In this case, the affidavit filed by the plaintiff with her opposition to the defendant’s motion for summary *608judgment provides an evidentiary foundation that demonstrates that a genuine issue of material fact exists as to whether the plaintiff was a business invitee or was negligently directed. In her affidavit, the plaintiff stated there were no available parking spaces on the defendant’s premises. She further stated that on an earlier occasion at the defendant’s facility, she saw a notice posted at the reception desk indicating that additional parking was available in other parking lots at the back of the facility. She also stated that on previous occasions, an employee of the defendant informed her that there was additional parking at the back of the facility and that those parking lots were not associated with the defendant. Finally, she claimed that there were no signs prohibiting parking at the lot at 21 Sequin Drive.

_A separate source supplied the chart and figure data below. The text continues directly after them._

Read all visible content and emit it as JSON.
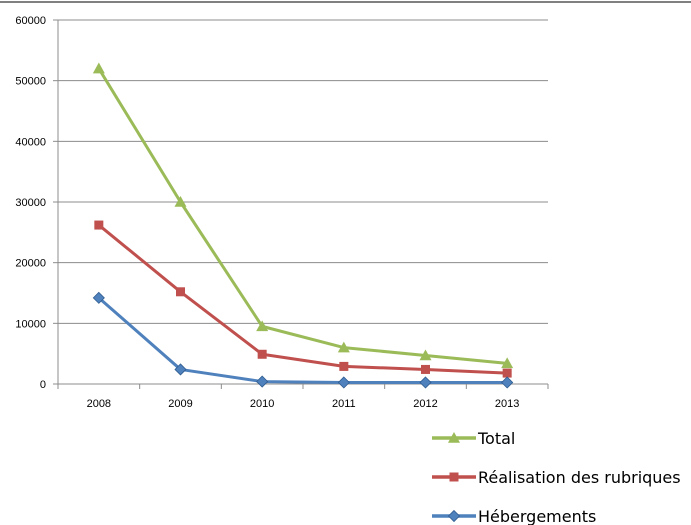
{
  "chart_data": {
    "type": "line",
    "title": "",
    "xlabel": "",
    "ylabel": "",
    "categories": [
      "2008",
      "2009",
      "2010",
      "2011",
      "2012",
      "2013"
    ],
    "ylim": [
      0,
      60000
    ],
    "yticks": [
      0,
      10000,
      20000,
      30000,
      40000,
      50000,
      60000
    ],
    "yticks_labels": [
      "0",
      "10000",
      "20000",
      "30000",
      "40000",
      "50000",
      "60000"
    ],
    "grid": "horizontal",
    "legend_position": "bottom-right",
    "series": [
      {
        "name": "Total",
        "color": "#9BBB59",
        "marker": "triangle",
        "values": [
          52000,
          30000,
          9500,
          6000,
          4700,
          3400
        ]
      },
      {
        "name": "Réalisation des rubriques",
        "color": "#C0504D",
        "marker": "square",
        "values": [
          26200,
          15200,
          4900,
          2900,
          2400,
          1800
        ]
      },
      {
        "name": "Hébergements",
        "color": "#4F81BD",
        "marker": "diamond",
        "values": [
          14200,
          2400,
          400,
          250,
          250,
          250
        ]
      }
    ]
  }
}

Viewing the plaintiffs affidavit in the light most favorable to her, the affidavit creates genuine issues of material fact. The plaintiff claimed that the defendant negligently directed her to an area that was identified improperly. In support of that claim, the plaintiff averred that there was a notice posted at the reception desk directing her toward parking lots behind the building. Moreover, she averred that the defendant’s employees directed her to parking lots located behind the defendant’s facility. There exists a question of fact regarding the specific contents of the notice posted at the reception desk. There also exists a question of fact regarding exactly where the defendant’s employees told the plaintiff she could park in the event there was no available parking at the defendant’s facility. Furthermore, there are issues of material fact surrounding whether the plaintiff should be considered a business invitee and, therefore, owed a duty of care. The presence of those material issues of fact rendered the granting of the defendant’s motion for summary judgment inappropriate. Accordingly, we conclude that the court improperly granted the motion for summary judgment.

*609The judgment is reversed and the case is remanded for further proceedings in accordance with law.

In this opinion the other judges concurred.

Specifically, the plaintiff claims that the court improperly (1) failed to find that the defendant Oakwood Farms Sports Center, Inc. (Oakwood Farms), was negligent in directing her to an unsafe parking area, (2) failed to find that Oakwood Farms negligently directed her to the intended parking area, (3) found that Oakwood Farms did not owe her a duty to protect her from an unreasonable risk of harm that existed in the parking lot at 21 Sequin Drive in Glastonbury, where the injuries she sustained allegedly occurred, (4) found that Oakwood Farms did not owe her a duty to warn her of a dangerous condition that existed in the parking lot and (5) found that Oakwood Farms did not owe her a duty to inspect the parking lot.

Joseph Giarratana and Hans Kretzmer, also defendants, were not parties to the motion. Therefore, we refer in this opinion to Oakwood Farms Sports Center, Inc., as the defendant.

There were three counts in the complaint. Count one was the only count directed toward the defendant and, therefore, is the only count relevant to this appeal.

There is no dispute that the plaintiff did, in fact, submit an affidavit with her opposition to the motion for summary judgment.